A senhora D. Fátima decidiu pôr cobro à sua despudorada fuga, usufruindo uma oportuna imunidade, para se dedicar comodamente à sua campanha.
Deixando, por ora, a análise em torno da bondade do legislador, este episódio garante apenas a continuação da imensa farsa em que teimamos transformar este Portugal sofrido que somos.
O simples facto de coleccionarmos candidatos com sérios problemas judiciais, já por si diz muito acerca da total ausência de ética e dignidade destes senhores e senhoras. Mas, o que traça, indelevelmente, o retrato de um povo, de um país, é o apoio maioritário que a população aparenta oferecer a estes candidatos.
Perguntar-se-á porquê. Estarão todos dotados de uma espécie de magia encantatória, terão sido responsáveis por “obras” tão destacadas e meritórias, terão contribuído de tal forma para a melhoria das condições de vida das gentes, que mereçam esta demencial dedicação?
Receio bem que a resposta seja mais simples, ainda que preocupante.

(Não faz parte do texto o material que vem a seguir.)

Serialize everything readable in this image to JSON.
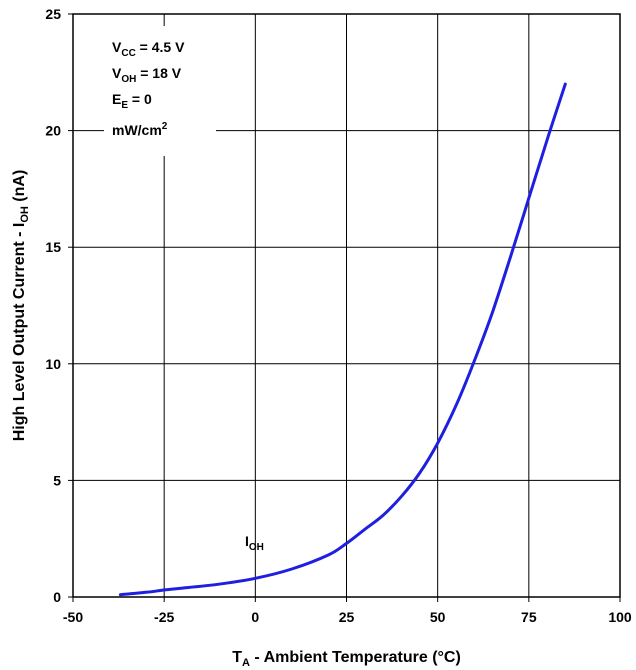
{
  "chart_data": {
    "type": "line",
    "title": "",
    "xlabel": {
      "main": "T",
      "sub": "A",
      "rest": " - Ambient Temperature (°C)"
    },
    "ylabel": {
      "main": "High Level Output Current - I",
      "sub": "OH",
      "rest": " (nA)"
    },
    "xlim": [
      -50,
      100
    ],
    "ylim": [
      0,
      25
    ],
    "x_ticks": [
      "-50",
      "-25",
      "0",
      "25",
      "50",
      "75",
      "100"
    ],
    "y_ticks": [
      "0",
      "5",
      "10",
      "15",
      "20",
      "25"
    ],
    "grid": true,
    "conditions": [
      {
        "main": "V",
        "sub": "CC",
        "rest": " = 4.5 V",
        "sup": ""
      },
      {
        "main": "V",
        "sub": "OH",
        "rest": " = 18 V",
        "sup": ""
      },
      {
        "main": "E",
        "sub": "E",
        "rest": " = 0",
        "sup": ""
      },
      {
        "main": "mW/cm",
        "sub": "",
        "rest": "",
        "sup": "2"
      }
    ],
    "series": [
      {
        "name": {
          "main": "I",
          "sub": "OH"
        },
        "color": "#1f1fe0",
        "x": [
          -37,
          -30,
          -25,
          -20,
          -10,
          0,
          10,
          20,
          25,
          30,
          35,
          40,
          45,
          50,
          55,
          60,
          65,
          70,
          75,
          80,
          85
        ],
        "y": [
          0.1,
          0.2,
          0.3,
          0.38,
          0.55,
          0.8,
          1.2,
          1.8,
          2.3,
          2.9,
          3.5,
          4.3,
          5.3,
          6.6,
          8.2,
          10.1,
          12.2,
          14.6,
          17.1,
          19.6,
          22.0
        ]
      }
    ]
  }
}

A nossa sociedade aparenta conviver mal com os percursos difíceis, com o rigor e trabalho. A coberto da mítica “capacidade de desenrasque” tentamos convencer-nos que fomos abençoados com dotes extraordinários que nos permitem encontrar sempre o caminho mais fácil. Os generosos (que não desinteressados) “apoios” de Bruxelas ajudaram a confirmar este quadro espantoso de um povo que, subitamente, descobre a quadratura do círculo. Em Portugal, tudo tem um atalho, uma cunha, uma “facilidadezinha”, um envelope, uma espécie de oração: “não há-de ser nada”. Os problemas e dificuldade são “empurrados com a barriga”, esperando uma milagrosa solução, no interim, reinam os “chico-espertos”, aqueles que aparentemente são dotados de uma bússola natural, uma imunidade aos valores e probidade que lhes permite sobressair neste desgraçado lodaçal.
Não surpreende, por isso, a existência destas criaturas, não espanta que se candidatem, não admira que lhes seja perdoado um ou outro “desenrascanço”, tão-pouco os seus putativos resultados eleitorais. Muitos dos seus eleitores projectam nestes candidatos a sua própria imagem, revêem-se neles, não lhes encontram nada de verdadeiramente censurável.
Justamente por isto, não constitui novidade que nos transformemos, progressivamente, num país sempre pronto para “desenrascar” qualquer coisinha, desfigurando-se, convictamente, numa farsa.

Comentários:
Diz-me quem eleges, dir-te-ei quem és.
 
Caro LS
Concordo com esta sua visão da chico-espertice portuguesa, sobretudo por vermos como votámos nas últimas legislativas. sabíamos bem o que esperar dos Gomes, dos Varas, dos Coelhos, dos Carrilhos, mas corremos a elegê-los. Temos o que merecemos, enquanto povo.
 
só neste país acontecem coisas destas.
 
Realmente a pergunta do dia era "mas como é que isto é possivel"?


Mas não defendo a corrente do "isto só em Portugal". A minha tese é "também em Portugal".
 
Realmente o caso merece estudo! Não é uma caracterísitica nacional. Estamos entre a Guiné Bissau e a Escandinávia.